Back in civilization, all are present when the scientists open up Junior, to find the uranium core replaced by a piece of paper with the word "KA-BOOM!!". (It is revealed during several mini-chapters throughout the book that while the army was attempting to move Junior to go home, the crane became stuck. The soldiers decided to simply remove the uranium core and leave the shell on the island so they can go home.) They decide to name the island Junior Island and put it on a map.

Radford is later arrested in a bar and charged with six counts of attempted murder.

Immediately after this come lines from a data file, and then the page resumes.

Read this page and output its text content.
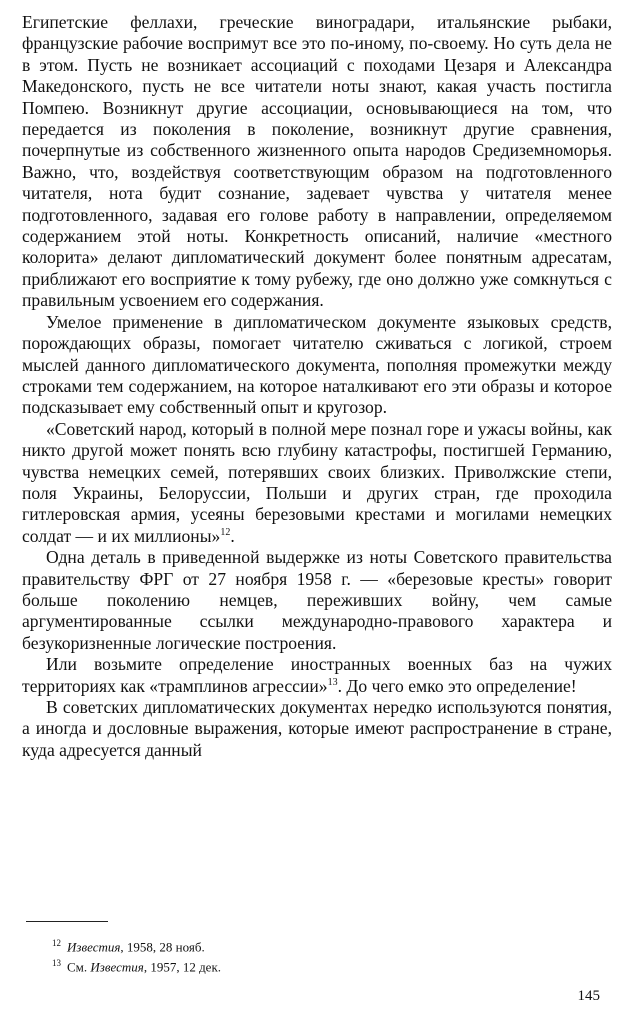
Египетские феллахи, греческие виноградари, итальянские рыбаки, французские рабочие воспримут все это по-иному, по-своему. Но суть дела не в этом. Пусть не возникает ассоциаций с походами Цезаря и Александра Македонского, пусть не все читатели ноты знают, какая участь постигла Помпею. Возникнут другие ассоциации, основывающиеся на том, что передается из поколения в поколение, возникнут другие сравнения, почерпнутые из собственного жизненного опыта народов Средиземноморья. Важно, что, воздействуя соответствующим образом на подготовленного читателя, нота будит сознание, задевает чувства у читателя менее подготовленного, задавая его голове работу в направлении, определяемом содержанием этой ноты. Конкретность описаний, наличие «местного колорита» делают дипломатический документ более понятным адресатам, приближают его восприятие к тому рубежу, где оно должно уже сомкнуться с правильным усвоением его содержания.

Умелое применение в дипломатическом документе языковых средств, порождающих образы, помогает читателю сживаться с логикой, строем мыслей данного дипломатического документа, пополняя промежутки между строками тем содержанием, на которое наталкивают его эти образы и которое подсказывает ему собственный опыт и кругозор.

«Советский народ, который в полной мере познал горе и ужасы войны, как никто другой может понять всю глубину катастрофы, постигшей Германию, чувства немецких семей, потерявших своих близких. Приволжские степи, поля Украины, Белоруссии, Польши и других стран, где проходила гитлеровская армия, усеяны березовыми крестами и могилами немецких солдат — и их миллионы»$^{12}$.

Одна деталь в приведенной выдержке из ноты Советского правительства правительству ФРГ от 27 ноября 1958 г. — «березовые кресты» говорит больше поколению немцев, переживших войну, чем самые аргументированные ссылки международно-правового характера и безукоризненные логические построения.

Или возьмите определение иностранных военных баз на чужих территориях как «трамплинов агрессии»$^{13}$. До чего емко это определение!

В советских дипломатических документах нередко используются понятия, а иногда и дословные выражения, которые имеют распространение в стране, куда адресуется данный

$^{12}$ Известия, 1958, 28 нояб.

$^{13}$ См. Известия, 1957, 12 дек.

145
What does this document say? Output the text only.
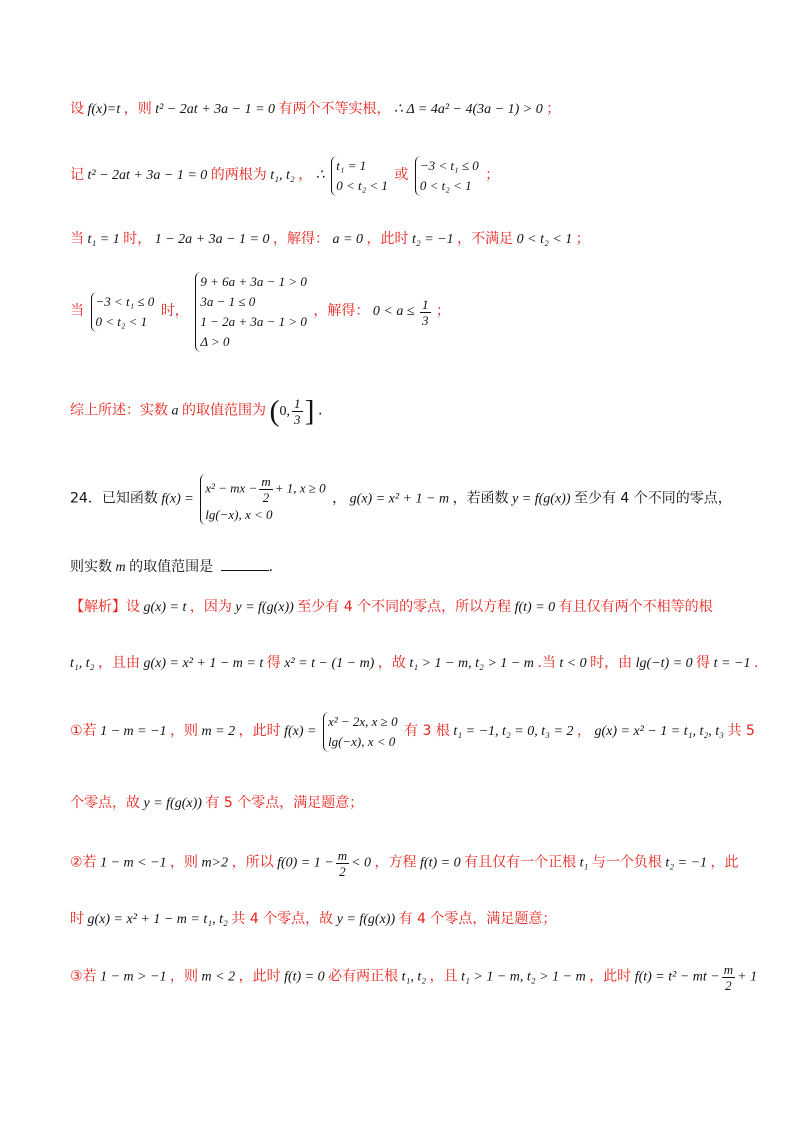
设 f(x)=t ，则 t² − 2at + 3a − 1 = 0 有两个不等实根， ∴ Δ = 4a² − 4(3a − 1) > 0 ；
记 t² − 2at + 3a − 1 = 0 的两根为 t₁, t₂ ， ∴
t₁ = 1
0 < t₂ < 1
或
−3 < t₁ ≤ 0
0 < t₂ < 1
；
当 t₁ = 1 时， 1 − 2a + 3a − 1 = 0 ，解得： a = 0 ，此时 t₂ = −1 ，不满足 0 < t₂ < 1 ；
当
−3 < t₁ ≤ 0
0 < t₂ < 1
时，
9 + 6a + 3a − 1 > 0
3a − 1 ≤ 0
1 − 2a + 3a − 1 > 0
Δ > 0
，解得： $0 < a \le \frac{1}{3}$ ；
综上所述：实数 a 的取值范围为 (0, $\frac{1}{3}$ ] .
24．已知函数 f(x) =
x² − mx − $\frac{m}{2} + 1$, x ≥ 0
lg(−x), x < 0
， g(x) = x² + 1 − m ，若函数 y = f(g(x)) 至少有 4 个不同的零点，
则实数 m 的取值范围是	.
【解析】设 g(x) = t ，因为 y = f(g(x)) 至少有 4 个不同的零点，所以方程 f(t) = 0 有且仅有两个不相等的根
t₁, t₂ ，且由 g(x) = x² + 1 − m = t 得 x² = t − (1 − m) ，故 t₁ > 1 − m, t₂ > 1 − m .当 t < 0 时，由 lg(−t) = 0 得 t = −1 .
①若 1 − m = −1 ，则 m = 2 ，此时 f(x) =
x² − 2x, x ≥ 0
lg(−x), x < 0
有 3 根 t₁ = −1, t₂ = 0, t₃ = 2 ， g(x) = x² − 1 = t₁, t₂, t₃ 共 5
个零点，故 y = f(g(x)) 有 5 个零点，满足题意；
②若 1 − m < −1 ，则 m>2 ，所以 $f(0) = 1 - \frac{m}{2} < 0$ ，方程 f(t) = 0 有且仅有一个正根 t₁ 与一个负根 t₂ = −1 ，此
时 g(x) = x² + 1 − m = t₁, t₂ 共 4 个零点，故 y = f(g(x)) 有 4 个零点，满足题意；
③若 1 − m > −1 ，则 m < 2 ，此时 f(t) = 0 必有两正根 t₁, t₂ ，且 t₁ > 1 − m, t₂ > 1 − m ，此时 f(t) = t² − mt − $\frac{m}{2} + 1$
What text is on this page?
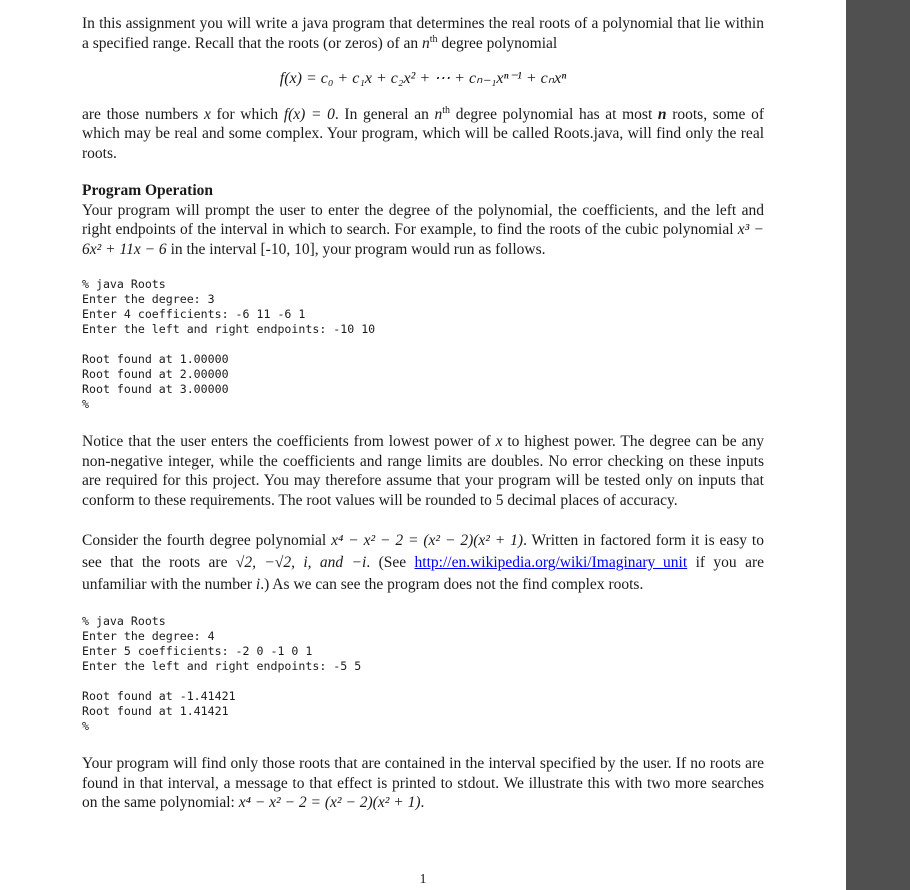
In this assignment you will write a java program that determines the real roots of a polynomial that lie within a specified range. Recall that the roots (or zeros) of an $n^{th}$ degree polynomial

f(x) = c₀ + c₁x + c₂x² + ⋯ + cₙ₋₁xⁿ⁻¹ + cₙxⁿ

are those numbers x for which f(x) = 0. In general an $n^{th}$ degree polynomial has at most n roots, some of which may be real and some complex. Your program, which will be called Roots.java, will find only the real roots.

Program Operation

Your program will prompt the user to enter the degree of the polynomial, the coefficients, and the left and right endpoints of the interval in which to search. For example, to find the roots of the cubic polynomial x³ − 6x² + 11x − 6 in the interval [-10, 10], your program would run as follows.

% java Roots
Enter the degree: 3
Enter 4 coefficients: -6 11 -6 1
Enter the left and right endpoints: -10 10
Root found at 1.00000
Root found at 2.00000
Root found at 3.00000
%

Notice that the user enters the coefficients from lowest power of x to highest power. The degree can be any non-negative integer, while the coefficients and range limits are doubles. No error checking on these inputs are required for this project. You may therefore assume that your program will be tested only on inputs that conform to these requirements. The root values will be rounded to 5 decimal places of accuracy.

Consider the fourth degree polynomial x⁴ − x² − 2 = (x² − 2)(x² + 1). Written in factored form it is easy to see that the roots are √2, −√2, i, and −i. (See http://en.wikipedia.org/wiki/Imaginary_unit if you are unfamiliar with the number i.) As we can see the program does not the find complex roots.

% java Roots
Enter the degree: 4
Enter 5 coefficients: -2 0 -1 0 1
Enter the left and right endpoints: -5 5
Root found at -1.41421
Root found at 1.41421
%

Your program will find only those roots that are contained in the interval specified by the user. If no roots are found in that interval, a message to that effect is printed to stdout. We illustrate this with two more searches on the same polynomial: x⁴ − x² − 2 = (x² − 2)(x² + 1).

1
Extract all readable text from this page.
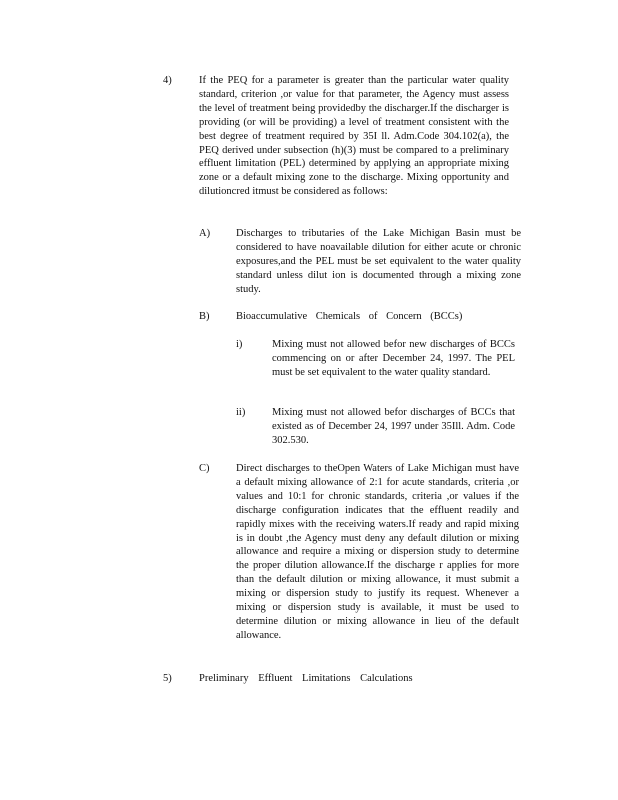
4)	If the PEQ for a parameter is greater than the particular water quality standard, criterion ,or value for that parameter, the Agency must assess the level of treatment being providedby the discharger.If the discharger is providing (or will be providing) a level of treatment consistent with the best degree of treatment required by 35I ll. Adm.Code 304.102(a), the PEQ derived under subsection (h)(3) must be compared to a preliminary effluent limitation (PEL) determined by applying an appropriate mixing zone or a default mixing zone to the discharge. Mixing opportunity and dilutioncred itmust be considered as follows:

A) Discharges to tributaries of the Lake Michigan Basin must be considered to have noavailable dilution for either acute or chronic exposures,and the PEL must be set equivalent to the water quality standard unless dilut ion is documented through a mixing zone study.

B)	Bioaccumulative Chemicals of Concern (BCCs)

i)	Mixing must not allowed befor new discharges of BCCs commencing on or after December 24, 1997. The PEL must be set equivalent to the water quality standard.

ii)	Mixing must not allowed befor discharges of BCCs that existed as of December 24, 1997 under 35Ill. Adm. Code 302.530.

C)	Direct discharges to theOpen Waters of Lake Michigan must have a default mixing allowance of 2:1 for acute standards, criteria ,or values and 10:1 for chronic standards, criteria ,or values if the discharge configuration indicates that the effluent readily and rapidly mixes with the receiving waters.If ready and rapid mixing is in doubt ,the Agency must deny any default dilution or mixing allowance and require a mixing or dispersion study to determine the proper dilution allowance.If the discharge r applies for more than the default dilution or mixing allowance, it must submit a mixing or dispersion study to justify its request. Whenever a mixing or dispersion study is available, it must be used to determine dilution or mixing allowance in lieu of the default allowance.

5)	Preliminary Effluent Limitations Calculations
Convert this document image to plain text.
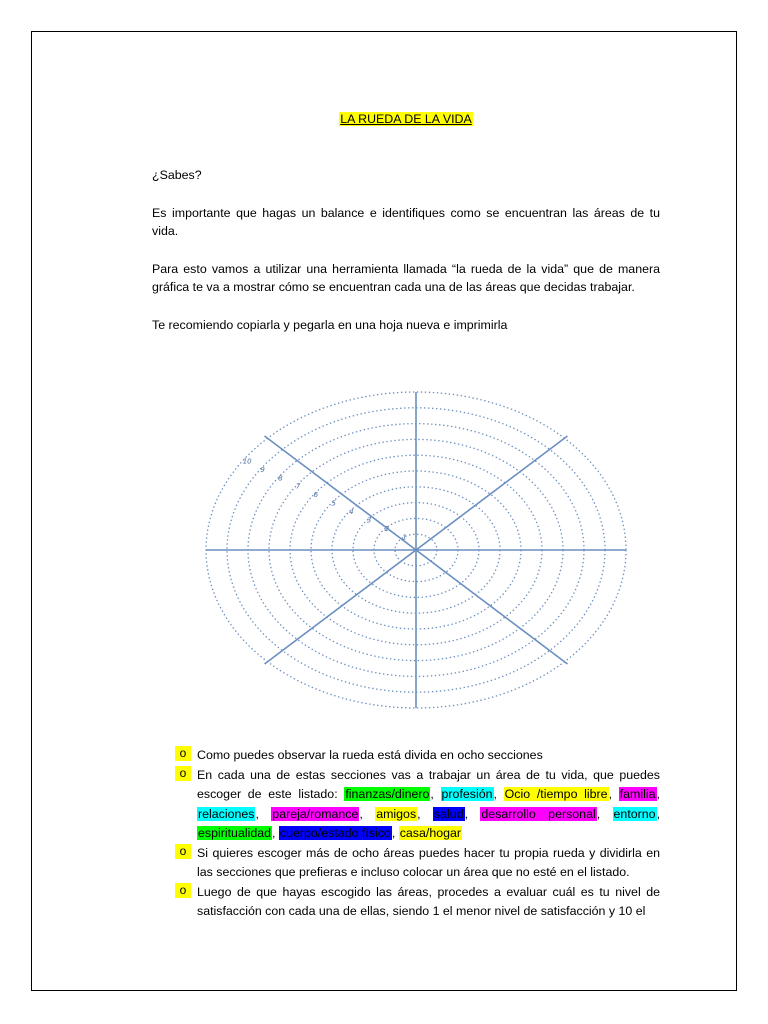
LA RUEDA DE LA VIDA

¿Sabes?

Es importante que hagas un balance e identifiques como se encuentran las áreas de tu vida.

Para esto vamos a utilizar una herramienta llamada “la rueda de la vida” que de manera gráfica te va a mostrar cómo se encuentran cada una de las áreas que decidas trabajar.

Te recomiendo copiarla y pegarla en una hoja nueva e imprimirla

1
2
3
4
5
6
7
8
9
10
o Como puedes observar la rueda está divida en ocho secciones
o En cada una de estas secciones vas a trabajar un área de tu vida, que puedes escoger de este listado: finanzas/dinero, profesión, Ocio /tiempo libre, familia, relaciones, pareja/romance, amigos, salud, desarrollo personal, entorno, espiritualidad, cuerpo/estado físico, casa/hogar
o Si quieres escoger más de ocho áreas puedes hacer tu propia rueda y dividirla en las secciones que prefieras e incluso colocar un área que no esté en el listado.
o Luego de que hayas escogido las áreas, procedes a evaluar cuál es tu nivel de satisfacción con cada una de ellas, siendo 1 el menor nivel de satisfacción y 10 el
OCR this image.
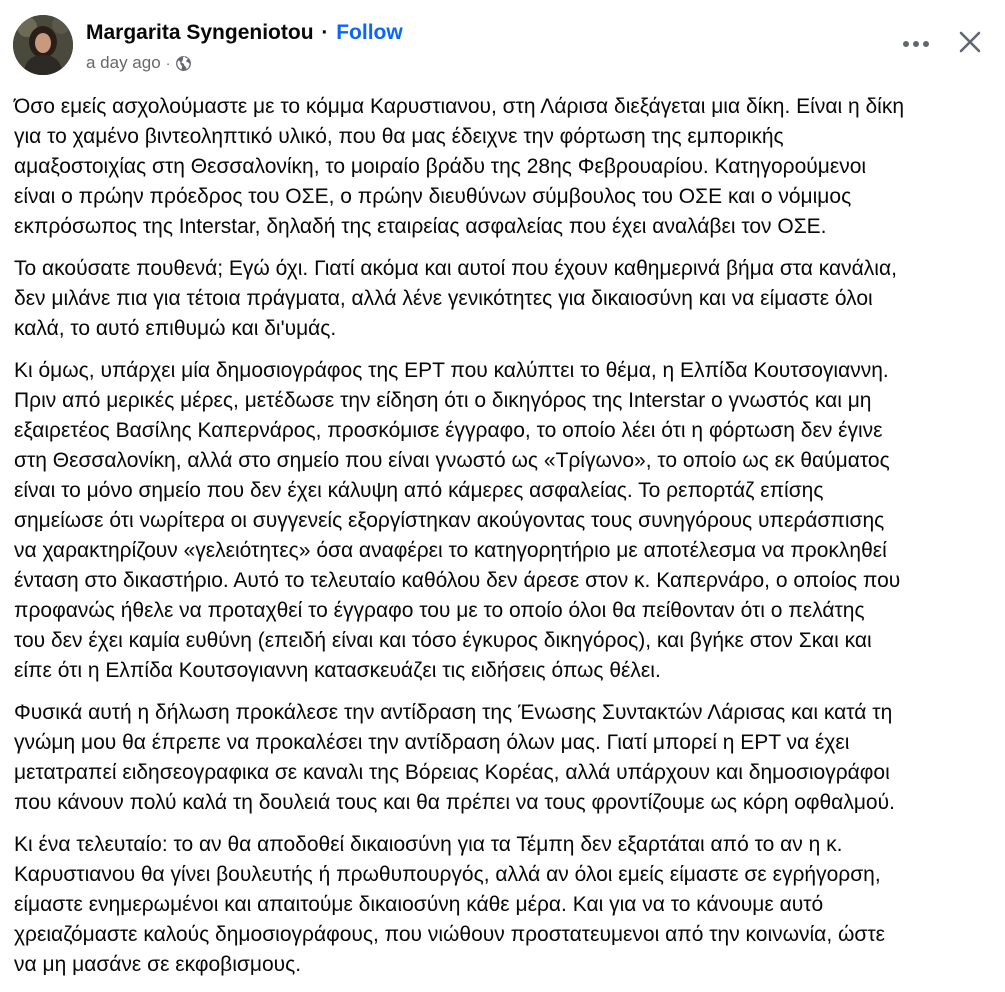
Margarita Syngeniotou · Follow
a day ago ·

Όσο εμείς ασχολούμαστε με το κόμμα Καρυστιανου, στη Λάρισα διεξάγεται μια δίκη. Είναι η δίκη
για το χαμένο βιντεοληπτικό υλικό, που θα μας έδειχνε την φόρτωση της εμπορικής
αμαξοστοιχίας στη Θεσσαλονίκη, το μοιραίο βράδυ της 28ης Φεβρουαρίου. Κατηγορούμενοι
είναι ο πρώην πρόεδρος του ΟΣΕ, ο πρώην διευθύνων σύμβουλος του ΟΣΕ και ο νόμιμος
εκπρόσωπος της Interstar, δηλαδή της εταιρείας ασφαλείας που έχει αναλάβει τον ΟΣΕ.

Το ακούσατε πουθενά; Εγώ όχι. Γιατί ακόμα και αυτοί που έχουν καθημερινά βήμα στα κανάλια,
δεν μιλάνε πια για τέτοια πράγματα, αλλά λένε γενικότητες για δικαιοσύνη και να είμαστε όλοι
καλά, το αυτό επιθυμώ και δι'υμάς.

Κι όμως, υπάρχει μία δημοσιογράφος της ΕΡΤ που καλύπτει το θέμα, η Ελπίδα Κουτσογιαννη.
Πριν από μερικές μέρες, μετέδωσε την είδηση ότι ο δικηγόρος της Interstar ο γνωστός και μη
εξαιρετέος Βασίλης Καπερνάρος, προσκόμισε έγγραφο, το οποίο λέει ότι η φόρτωση δεν έγινε
στη Θεσσαλονίκη, αλλά στο σημείο που είναι γνωστό ως «Τρίγωνο», το οποίο ως εκ θαύματος
είναι το μόνο σημείο που δεν έχει κάλυψη από κάμερες ασφαλείας. Το ρεπορτάζ επίσης
σημείωσε ότι νωρίτερα οι συγγενείς εξοργίστηκαν ακούγοντας τους συνηγόρους υπεράσπισης
να χαρακτηρίζουν «γελειότητες» όσα αναφέρει το κατηγορητήριο με αποτέλεσμα να προκληθεί
ένταση στο δικαστήριο. Αυτό το τελευταίο καθόλου δεν άρεσε στον κ. Καπερνάρο, ο οποίος που
προφανώς ήθελε να προταχθεί το έγγραφο του με το οποίο όλοι θα πείθονταν ότι ο πελάτης
του δεν έχει καμία ευθύνη (επειδή είναι και τόσο έγκυρος δικηγόρος), και βγήκε στον Σκαι και
είπε ότι η Ελπίδα Κουτσογιαννη κατασκευάζει τις ειδήσεις όπως θέλει.

Φυσικά αυτή η δήλωση προκάλεσε την αντίδραση της Ένωσης Συντακτών Λάρισας και κατά τη
γνώμη μου θα έπρεπε να προκαλέσει την αντίδραση όλων μας. Γιατί μπορεί η ΕΡΤ να έχει
μετατραπεί ειδησεογραφικα σε καναλι της Βόρειας Κορέας, αλλά υπάρχουν και δημοσιογράφοι
που κάνουν πολύ καλά τη δουλειά τους και θα πρέπει να τους φροντίζουμε ως κόρη οφθαλμού.

Κι ένα τελευταίο: το αν θα αποδοθεί δικαιοσύνη για τα Τέμπη δεν εξαρτάται από το αν η κ.
Καρυστιανου θα γίνει βουλευτής ή πρωθυπουργός, αλλά αν όλοι εμείς είμαστε σε εγρήγορση,
είμαστε ενημερωμένοι και απαιτούμε δικαιοσύνη κάθε μέρα. Και για να το κάνουμε αυτό
χρειαζόμαστε καλούς δημοσιογράφους, που νιώθουν προστατευμενοι από την κοινωνία, ώστε
να μη μασάνε σε εκφοβισμους.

The story ends with a reunion by the castaways in J.J.'s luxurious house, though they do not go to the beach.

==Main characters==
===Charla Swann===
Charla Swann is one of the castaways. The reasons for Charla's enrolment in the Charting a New Course program are not immediately evident, but she is eventually revealed to be under intense pressure from her father to overachieve in the field of athletics and suffer from burnout. She is serious and reserved, and she is very self-conscious about her family's financial situation. Because of this, she does not come to trust her fellow castaways until later in the series.

===Luke Haggerty===
Luke Haggerty is one of the castaways and the "unofficial official" leader of the group. After he was wrongly convicted of possession of a firearm, he is forced to decide between serving time in a juvenile detention center or enrolling in the Charting a New Course program. He is confident and decisive but prone to angry outbursts. He clashes violently throughout the series with J.J. Lane.

===J.J. Lane===
J.J., or Jonathan Junior, is the son of the famous Hollywood actor Jonathan Lane and the oldest of the castaways. He is enrolled in the Charting a New Course program after he performs a series of stunts, each one more outrageous than the last. By his own admission, he performed said stunts to get his father's attention. For most of the series, he believes that the unfortunate events that have befallen them are an elaborate trick to teach them the error of their ways. He is shown as being self-absorbed with a quick temper, particularly getting into fights with Luke Haggerty, but eventually comes to take the situation seriously by the end of the second book, and during the third book, ends up being the ticket to his and the other castaways' rescue.

===Ian Sikorsky===
At eleven years old, Ian Sikorsky is the youngest member of the group. He is revealed to be an incredibly lonely person who spends most of his spare time watching television obsessively, most notably the Discovery Channel. While exhibiting moments of boldness, he is usually timid and shy and is distressed when he is forced to abandon his laptop computer for the duration of the trip.

===Will & Lyssa Greenfield===
Will & Lyssa Greenfield are a brother-sister duo who have signed up for the Charting a New Course program due to their exaggerated sibling rivalry. Will is the older sibling and Lyssa is the younger sibling. Will struggles with his own self-image, presumably in part due to the way he views Lyssa as being treated, which breeds his resentment towards her. Lyssa proves herself to be confident, intelligent, and capable. She appears to resent her brother for reasons that aren't clear, though it's possible she is merely returning his attitude.

==Others==
===James Cascadden===
The captain of the Phoenix. He is shown to be a kind, calm person. His personality serves to counteract the meanness of Calvin Radford. Captain Cascadden is knocked overboard during the storm and presumed dead.

===Calvin Radford===
The Phoenix's first mate. He appears to take sadistic pleasure in watching the children suffer. Shortly after the storm, he steals most of the ship's supplies and leaves in the night. When he himself is rescued, he insists that the rest of the ship's crew died at sea in the storm, but his true actions are revealed to the world when the stranded group is rescued.

===Dan Rapaport===
Spokesman for Jonathan Lane. He put a tremendous amount of effort forth to do damage control after each of J.J.'s incidents, but eventually lost his patience and did not argue when Jonathan Lane chose to enroll him in Charting a New Course.

====Jonathan Lane====
J.J. Lane's father. While he is shown to care very much for his son, he is described as being an emotionally closed-off father, as well as being the only constant parent J.J. has.